27/11/2000 • 16h05
Elections US : Homme contre machine
Une élection américaine est toujours fascinante. Elle nous apprend beaucoup sur ce pays pour lequel nous, Européens, ressentons un mélange de fascination et de répulsion. Cette fois-ci, la pagaille électorale a souligné un fait intéressant : les Démocrates croient dans les hommes, les Républicains dans les machines.

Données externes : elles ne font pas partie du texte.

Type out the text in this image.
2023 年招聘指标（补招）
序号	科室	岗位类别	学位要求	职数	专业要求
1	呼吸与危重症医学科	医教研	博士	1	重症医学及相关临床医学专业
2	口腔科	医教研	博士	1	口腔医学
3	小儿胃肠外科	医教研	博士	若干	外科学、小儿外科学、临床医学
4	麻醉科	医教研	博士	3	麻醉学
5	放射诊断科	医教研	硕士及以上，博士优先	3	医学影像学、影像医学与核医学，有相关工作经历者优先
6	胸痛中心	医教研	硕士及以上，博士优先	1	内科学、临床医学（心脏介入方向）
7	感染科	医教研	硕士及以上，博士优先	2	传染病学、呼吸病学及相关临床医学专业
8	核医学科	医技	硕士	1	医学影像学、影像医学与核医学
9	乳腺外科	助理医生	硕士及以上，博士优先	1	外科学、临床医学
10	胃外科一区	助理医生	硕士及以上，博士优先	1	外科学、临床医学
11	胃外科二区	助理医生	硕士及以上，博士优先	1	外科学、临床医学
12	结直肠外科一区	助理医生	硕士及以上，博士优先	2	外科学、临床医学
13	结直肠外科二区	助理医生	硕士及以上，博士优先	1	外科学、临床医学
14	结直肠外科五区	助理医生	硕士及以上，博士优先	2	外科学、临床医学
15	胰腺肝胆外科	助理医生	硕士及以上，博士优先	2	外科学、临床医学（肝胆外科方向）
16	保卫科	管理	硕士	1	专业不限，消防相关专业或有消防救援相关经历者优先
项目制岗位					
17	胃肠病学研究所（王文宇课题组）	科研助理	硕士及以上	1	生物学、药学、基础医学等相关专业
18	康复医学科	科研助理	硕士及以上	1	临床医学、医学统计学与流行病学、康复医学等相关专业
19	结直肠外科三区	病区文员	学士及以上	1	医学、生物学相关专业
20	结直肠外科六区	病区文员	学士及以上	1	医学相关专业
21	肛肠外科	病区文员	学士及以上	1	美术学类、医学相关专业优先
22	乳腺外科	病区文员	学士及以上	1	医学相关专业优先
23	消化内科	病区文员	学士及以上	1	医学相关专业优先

Ce n’est pas une plaisanterie : regardez la polémique floridienne. Les Démocrates d’Al Gore demandent un comptage manuel des votes, soulignant que le système automatique pouvait se tromper, notamment en annulant des votes exprimés par milliers. Explication : pour voter, il fallait faire un trou très net face au nom du candidat ; or ce n’était pas toujours facile de bien savoir ou faire le trou, comme de faire un trou suffisamment net. C’est ainsi, plaident les Démocrates, que l’extrémiste de droite Buchanan a récupéré plus de 4 000 voix dans une zone où il n’aurait dû faire que quelques dizaines de suffrages : elle est principalement habitée par des retraités juifs. Buchanan lui-même a reconnu l’anomalie. Donc, continuent les Démocrates, si on reprend les bulletins un par un, à la main, on verra quelle était réellement l’intention du votant. Et on créditera le candidat pour qui il voulait réellement voter.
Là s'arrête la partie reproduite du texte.